Le 2 janvier 1815, l’illustre poète épousa miss Milbanke, et le 25 avril de l’année suivante il quitta l’Angleterre pour n’y plus revenir. Trois semaines après son mariage, l’auteur de Childe-Harold s’entendait demander par sa femme « quand il aurait l’intention de renoncera ses habitudes de versification ! » Quel juste et tragique retour des choses d’ici-bas! Ce poète, que nous avons vu dans ses heures d’impertinence traiter ses vers avec dédain, et qui se voit à son tour dédaigné dans ses vers par la femme qu’il vient d’épouser et qu’il aime! Vers la fin de l’année naquit la petite Ada. L’orage cependant couvait. Un soir de janvier 1816, Scrope Davies, de qui nous tenons le fait, reçut à Cambridge une lettre de Mme Leigh, sœur consanguine de Byron. Sur ces quelques lignes très pressantes, l’ami se met en route, arrive à Londres et court à la maison de Picadilly, où Flechter en l’introduisant s’écrie : « Comme mylord sera content de vous voir, monsieur! Il est bien souffrant. » M. Davies trouva Byron dans un état d’extrême agitation. Il se promenait de long en large. Chaque fois qu’il s’approchait de la cheminée, il en détachait une des miniatures qui l’ornaient, et silencieusement la plongeait dans le feu. A la fin, il s’assit devant le foyer, regarda fixement un dernier portrait. « Elle est morte, » soupira-t-il, et le portrait suivit les autres dans la flamme.

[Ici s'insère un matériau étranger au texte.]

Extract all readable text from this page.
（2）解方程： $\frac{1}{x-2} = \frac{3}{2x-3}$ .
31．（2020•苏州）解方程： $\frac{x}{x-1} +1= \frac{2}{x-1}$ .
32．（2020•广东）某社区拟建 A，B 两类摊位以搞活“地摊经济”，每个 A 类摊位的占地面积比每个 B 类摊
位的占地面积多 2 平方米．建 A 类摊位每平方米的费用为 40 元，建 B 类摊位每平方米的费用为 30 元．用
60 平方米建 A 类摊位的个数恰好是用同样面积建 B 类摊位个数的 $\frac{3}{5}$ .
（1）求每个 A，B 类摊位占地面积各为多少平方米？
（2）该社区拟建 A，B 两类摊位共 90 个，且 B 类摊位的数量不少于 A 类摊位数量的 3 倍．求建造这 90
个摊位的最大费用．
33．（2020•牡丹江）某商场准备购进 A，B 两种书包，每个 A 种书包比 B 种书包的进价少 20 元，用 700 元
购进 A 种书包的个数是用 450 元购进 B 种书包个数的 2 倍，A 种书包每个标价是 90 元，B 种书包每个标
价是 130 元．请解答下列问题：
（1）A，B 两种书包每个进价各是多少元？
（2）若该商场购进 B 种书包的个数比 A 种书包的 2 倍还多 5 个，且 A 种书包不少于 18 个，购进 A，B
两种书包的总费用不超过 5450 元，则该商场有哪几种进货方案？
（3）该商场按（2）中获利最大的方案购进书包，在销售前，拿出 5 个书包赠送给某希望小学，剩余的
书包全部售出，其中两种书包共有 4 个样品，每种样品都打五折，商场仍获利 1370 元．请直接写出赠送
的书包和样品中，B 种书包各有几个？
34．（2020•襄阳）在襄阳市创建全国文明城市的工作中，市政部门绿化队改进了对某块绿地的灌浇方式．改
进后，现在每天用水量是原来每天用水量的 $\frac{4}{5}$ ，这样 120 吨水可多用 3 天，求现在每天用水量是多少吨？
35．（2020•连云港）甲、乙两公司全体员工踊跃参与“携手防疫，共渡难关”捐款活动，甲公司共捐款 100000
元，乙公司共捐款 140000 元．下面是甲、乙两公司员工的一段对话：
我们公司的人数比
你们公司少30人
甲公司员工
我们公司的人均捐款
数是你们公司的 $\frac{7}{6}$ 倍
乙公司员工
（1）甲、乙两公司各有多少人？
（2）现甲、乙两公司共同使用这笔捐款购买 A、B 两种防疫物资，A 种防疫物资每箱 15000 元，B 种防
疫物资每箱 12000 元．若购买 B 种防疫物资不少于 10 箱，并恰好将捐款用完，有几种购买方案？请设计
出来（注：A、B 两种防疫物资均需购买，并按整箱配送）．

Pendant tout ce temps, l’ami de Byron le regardait faire; puis enfin, avec un calme imperturbable : « Byron, tenez-vous absolument à ce que l’or de ces montures soit perdu? parce que, si cela vous était égal, je prendrais les cadres pour moi. » Et Scrope Davies s’empara des pincettes et se mit à retirer l’une après l’autre les bordures d’or des portraits. La diversion était opérée, et du monologue dramatique on passa bientôt à la simple causerie, tout en continuant à fourrager dans le feu. Cependant la dame de confiance de lady Byron ne tarda pas de survenir, demandant à mylord d’un air pincé si par le bruit qu’il se plaisait à faire il prétendait rendre sa maîtresse plus souffrante. « Dites à mylady, répliqua Byron redevenu gouailleur, que je fais ce bruit non point pour empirer son état, mais pour améliorer celui du feu. » Huit jours plus tard, lady Byron allait s’établir chez son père, et lord Byron avait à se retourner contre la tempête.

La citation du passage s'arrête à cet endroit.